The derisive view of the debt raters is that they may be the last to know if America no longer is truly a AAA borrower.

Chances are, the marketplace would make that judgment before S&P and Moody’s would. It would be evident in surging interest rates on Treasury bonds, if investors judged that they should be paid significantly more to compensate for greater risks entailed in lending to the U.S.

At the end of last year, no one cared to question America’s AAA rating. Yields on Treasury securities were at generational or all-time lows - a function of the extraordinary level of fear in financial markets amid the global credit meltdown.

Many investors didn’t care what government bonds paid; they just wanted absolute safety of principal, and that’s what Treasury issues offered. So money poured in.

This year, the market’s mind-set has shifted notably. Yields on longer-term Treasury bonds have jumped. In part, that suggests a lessening of fear, which is good news. But it also reflects investors’ growing concern about the Treasury’s need to borrow as much as $2 trillion this year to finance the rescue of the economy and financial system.

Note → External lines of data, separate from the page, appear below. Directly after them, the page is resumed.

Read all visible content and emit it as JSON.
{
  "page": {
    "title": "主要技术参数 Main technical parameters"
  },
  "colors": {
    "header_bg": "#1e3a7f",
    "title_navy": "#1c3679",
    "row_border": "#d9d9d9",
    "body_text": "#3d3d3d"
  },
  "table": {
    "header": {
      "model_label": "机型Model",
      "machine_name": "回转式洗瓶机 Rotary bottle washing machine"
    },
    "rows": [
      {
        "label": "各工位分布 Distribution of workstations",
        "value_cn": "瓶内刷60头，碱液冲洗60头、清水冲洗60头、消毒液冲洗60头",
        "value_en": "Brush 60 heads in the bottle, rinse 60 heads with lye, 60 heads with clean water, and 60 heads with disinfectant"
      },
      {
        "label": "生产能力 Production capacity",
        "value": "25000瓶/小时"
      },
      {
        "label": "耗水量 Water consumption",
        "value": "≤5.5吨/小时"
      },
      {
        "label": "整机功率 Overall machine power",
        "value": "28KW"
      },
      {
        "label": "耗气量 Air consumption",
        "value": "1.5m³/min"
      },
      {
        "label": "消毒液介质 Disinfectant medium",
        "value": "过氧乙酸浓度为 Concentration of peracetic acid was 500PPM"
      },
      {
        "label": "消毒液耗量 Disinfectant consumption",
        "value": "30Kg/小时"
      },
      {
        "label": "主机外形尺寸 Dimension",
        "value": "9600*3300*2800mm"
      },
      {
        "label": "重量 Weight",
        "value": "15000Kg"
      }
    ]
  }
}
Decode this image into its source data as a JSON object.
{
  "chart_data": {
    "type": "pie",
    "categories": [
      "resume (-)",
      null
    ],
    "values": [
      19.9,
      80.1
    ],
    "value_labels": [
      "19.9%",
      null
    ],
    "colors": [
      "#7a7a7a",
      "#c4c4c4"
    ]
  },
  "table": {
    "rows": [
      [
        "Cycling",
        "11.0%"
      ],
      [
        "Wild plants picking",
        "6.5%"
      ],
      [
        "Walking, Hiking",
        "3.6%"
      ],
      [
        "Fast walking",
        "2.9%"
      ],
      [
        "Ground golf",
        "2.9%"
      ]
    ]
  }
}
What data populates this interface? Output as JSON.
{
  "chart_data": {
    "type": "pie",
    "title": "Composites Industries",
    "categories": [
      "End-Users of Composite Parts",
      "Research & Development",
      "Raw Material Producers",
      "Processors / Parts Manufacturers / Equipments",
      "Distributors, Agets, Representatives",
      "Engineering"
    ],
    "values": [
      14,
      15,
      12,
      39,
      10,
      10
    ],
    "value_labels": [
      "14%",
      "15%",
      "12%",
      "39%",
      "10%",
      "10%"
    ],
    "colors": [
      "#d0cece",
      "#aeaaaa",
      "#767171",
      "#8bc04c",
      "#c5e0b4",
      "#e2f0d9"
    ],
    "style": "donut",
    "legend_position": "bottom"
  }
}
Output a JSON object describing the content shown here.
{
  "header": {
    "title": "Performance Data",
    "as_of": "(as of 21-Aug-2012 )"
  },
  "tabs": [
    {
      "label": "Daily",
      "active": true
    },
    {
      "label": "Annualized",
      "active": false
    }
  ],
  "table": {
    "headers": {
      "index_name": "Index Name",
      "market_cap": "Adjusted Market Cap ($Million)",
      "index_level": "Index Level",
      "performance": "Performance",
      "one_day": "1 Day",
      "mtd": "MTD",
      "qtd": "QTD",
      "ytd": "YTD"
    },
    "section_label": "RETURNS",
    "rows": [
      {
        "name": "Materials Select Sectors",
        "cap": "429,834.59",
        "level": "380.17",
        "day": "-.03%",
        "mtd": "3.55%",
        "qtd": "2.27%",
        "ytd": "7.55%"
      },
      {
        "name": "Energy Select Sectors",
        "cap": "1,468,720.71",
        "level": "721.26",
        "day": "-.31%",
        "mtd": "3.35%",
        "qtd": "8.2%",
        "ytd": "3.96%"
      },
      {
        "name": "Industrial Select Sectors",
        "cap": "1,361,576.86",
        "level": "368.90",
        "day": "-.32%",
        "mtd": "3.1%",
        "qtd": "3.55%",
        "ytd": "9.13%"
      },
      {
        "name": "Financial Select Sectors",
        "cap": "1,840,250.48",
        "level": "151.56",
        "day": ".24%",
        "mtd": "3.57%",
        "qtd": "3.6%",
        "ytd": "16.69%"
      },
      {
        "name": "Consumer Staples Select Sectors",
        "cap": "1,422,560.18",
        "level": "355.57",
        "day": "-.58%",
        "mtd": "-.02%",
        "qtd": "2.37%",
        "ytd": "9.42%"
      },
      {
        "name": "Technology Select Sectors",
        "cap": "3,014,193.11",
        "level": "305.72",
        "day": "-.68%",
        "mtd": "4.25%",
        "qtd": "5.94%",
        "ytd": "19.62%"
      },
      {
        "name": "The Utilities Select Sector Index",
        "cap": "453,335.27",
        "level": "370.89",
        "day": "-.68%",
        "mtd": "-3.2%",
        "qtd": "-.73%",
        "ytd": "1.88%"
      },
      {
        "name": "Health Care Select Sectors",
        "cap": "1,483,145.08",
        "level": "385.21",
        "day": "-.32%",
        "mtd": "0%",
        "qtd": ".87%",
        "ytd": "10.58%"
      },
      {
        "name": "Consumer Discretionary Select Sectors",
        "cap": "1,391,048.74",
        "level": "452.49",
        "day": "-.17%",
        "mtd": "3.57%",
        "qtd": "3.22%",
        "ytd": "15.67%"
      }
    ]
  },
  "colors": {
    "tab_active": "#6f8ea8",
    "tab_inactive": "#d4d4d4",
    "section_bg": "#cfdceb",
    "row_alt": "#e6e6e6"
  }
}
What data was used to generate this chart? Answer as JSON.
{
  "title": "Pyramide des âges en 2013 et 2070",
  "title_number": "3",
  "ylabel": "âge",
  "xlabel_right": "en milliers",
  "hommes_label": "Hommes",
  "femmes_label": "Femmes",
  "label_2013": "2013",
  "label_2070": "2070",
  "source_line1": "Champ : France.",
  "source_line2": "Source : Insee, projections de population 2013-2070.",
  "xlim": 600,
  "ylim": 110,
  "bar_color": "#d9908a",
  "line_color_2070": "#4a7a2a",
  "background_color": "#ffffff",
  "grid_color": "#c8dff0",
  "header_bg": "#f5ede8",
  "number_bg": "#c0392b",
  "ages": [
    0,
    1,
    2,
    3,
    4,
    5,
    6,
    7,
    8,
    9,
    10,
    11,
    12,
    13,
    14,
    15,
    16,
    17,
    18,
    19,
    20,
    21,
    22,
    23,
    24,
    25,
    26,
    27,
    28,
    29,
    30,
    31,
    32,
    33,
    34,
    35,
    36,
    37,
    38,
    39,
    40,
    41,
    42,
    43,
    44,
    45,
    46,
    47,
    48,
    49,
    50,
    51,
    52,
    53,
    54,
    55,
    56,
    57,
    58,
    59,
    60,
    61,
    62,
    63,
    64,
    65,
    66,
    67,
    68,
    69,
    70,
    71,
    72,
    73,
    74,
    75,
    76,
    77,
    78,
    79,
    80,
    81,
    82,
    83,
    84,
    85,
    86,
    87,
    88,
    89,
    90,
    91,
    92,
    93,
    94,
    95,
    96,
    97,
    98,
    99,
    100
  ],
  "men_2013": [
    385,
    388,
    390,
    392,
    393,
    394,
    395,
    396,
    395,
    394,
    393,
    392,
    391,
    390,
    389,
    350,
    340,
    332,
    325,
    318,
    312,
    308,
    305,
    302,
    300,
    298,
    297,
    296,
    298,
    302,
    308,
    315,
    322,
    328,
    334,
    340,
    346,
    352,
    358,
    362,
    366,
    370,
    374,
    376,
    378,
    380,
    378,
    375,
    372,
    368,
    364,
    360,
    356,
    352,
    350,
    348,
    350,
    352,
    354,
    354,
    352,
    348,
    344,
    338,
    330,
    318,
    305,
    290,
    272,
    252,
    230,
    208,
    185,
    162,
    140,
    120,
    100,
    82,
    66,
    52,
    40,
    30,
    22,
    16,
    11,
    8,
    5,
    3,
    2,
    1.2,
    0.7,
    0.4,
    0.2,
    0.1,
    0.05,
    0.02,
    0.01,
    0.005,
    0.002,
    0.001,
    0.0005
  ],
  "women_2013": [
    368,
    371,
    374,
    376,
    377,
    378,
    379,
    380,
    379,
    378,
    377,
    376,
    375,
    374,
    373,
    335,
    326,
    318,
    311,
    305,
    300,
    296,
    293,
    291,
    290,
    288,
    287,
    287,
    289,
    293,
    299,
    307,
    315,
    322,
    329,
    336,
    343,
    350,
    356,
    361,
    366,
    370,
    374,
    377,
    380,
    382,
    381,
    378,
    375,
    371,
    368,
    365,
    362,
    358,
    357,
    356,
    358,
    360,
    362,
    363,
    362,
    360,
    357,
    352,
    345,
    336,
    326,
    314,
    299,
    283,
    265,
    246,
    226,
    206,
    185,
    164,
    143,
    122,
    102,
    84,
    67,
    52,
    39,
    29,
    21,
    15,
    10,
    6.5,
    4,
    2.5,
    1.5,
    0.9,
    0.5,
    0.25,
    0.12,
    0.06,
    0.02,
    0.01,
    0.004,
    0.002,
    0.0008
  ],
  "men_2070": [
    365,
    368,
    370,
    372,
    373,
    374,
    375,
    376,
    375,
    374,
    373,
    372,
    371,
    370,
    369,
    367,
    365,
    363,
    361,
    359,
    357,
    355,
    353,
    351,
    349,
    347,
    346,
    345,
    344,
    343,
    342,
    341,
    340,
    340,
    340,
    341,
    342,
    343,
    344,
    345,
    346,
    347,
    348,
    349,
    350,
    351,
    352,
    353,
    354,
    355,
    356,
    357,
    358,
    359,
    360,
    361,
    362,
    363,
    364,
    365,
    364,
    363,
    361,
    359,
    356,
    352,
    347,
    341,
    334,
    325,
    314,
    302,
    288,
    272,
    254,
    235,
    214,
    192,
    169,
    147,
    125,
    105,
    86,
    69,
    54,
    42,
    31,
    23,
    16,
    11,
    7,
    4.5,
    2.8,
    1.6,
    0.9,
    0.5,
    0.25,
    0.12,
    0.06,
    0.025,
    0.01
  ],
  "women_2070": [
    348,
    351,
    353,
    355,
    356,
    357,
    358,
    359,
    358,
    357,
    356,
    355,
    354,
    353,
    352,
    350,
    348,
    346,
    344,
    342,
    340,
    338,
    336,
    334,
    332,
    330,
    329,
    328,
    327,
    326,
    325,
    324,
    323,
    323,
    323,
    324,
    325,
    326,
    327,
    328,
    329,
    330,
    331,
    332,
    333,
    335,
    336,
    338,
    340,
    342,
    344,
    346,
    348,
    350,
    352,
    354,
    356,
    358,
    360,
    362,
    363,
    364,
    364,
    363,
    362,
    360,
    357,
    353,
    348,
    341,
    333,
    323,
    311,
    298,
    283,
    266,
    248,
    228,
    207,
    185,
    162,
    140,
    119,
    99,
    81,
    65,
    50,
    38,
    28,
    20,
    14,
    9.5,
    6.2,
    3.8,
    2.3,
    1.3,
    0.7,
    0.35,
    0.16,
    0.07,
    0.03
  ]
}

The yield on the 10-year Treasury note, a benchmark for mortgages and other interest rates, reached 2.98% on Friday, up from a recent low of 2.06% on Dec. 30.

A 2.98% yield on a 10-year note still is a very low rate, historically. Even so, the simple message from investors to the Treasury has been, “If you want our money, you’ll have to pay more for it.”

But is that because the U.S. is perceived to be a riskier borrower - something less than AAA?

The risks involved in lending to a country are different from those in lending to businesses. A company can run out of money to pay creditors. Sovereign nations, on the other hand, always can print cash to cover debts.

The latter option, however, creates another risk: By borrowing excessively, then running the presses to pay those debts, a nation can fuel an inflationary spiral - the classic case of “too many dollars chasing too few goods and services.”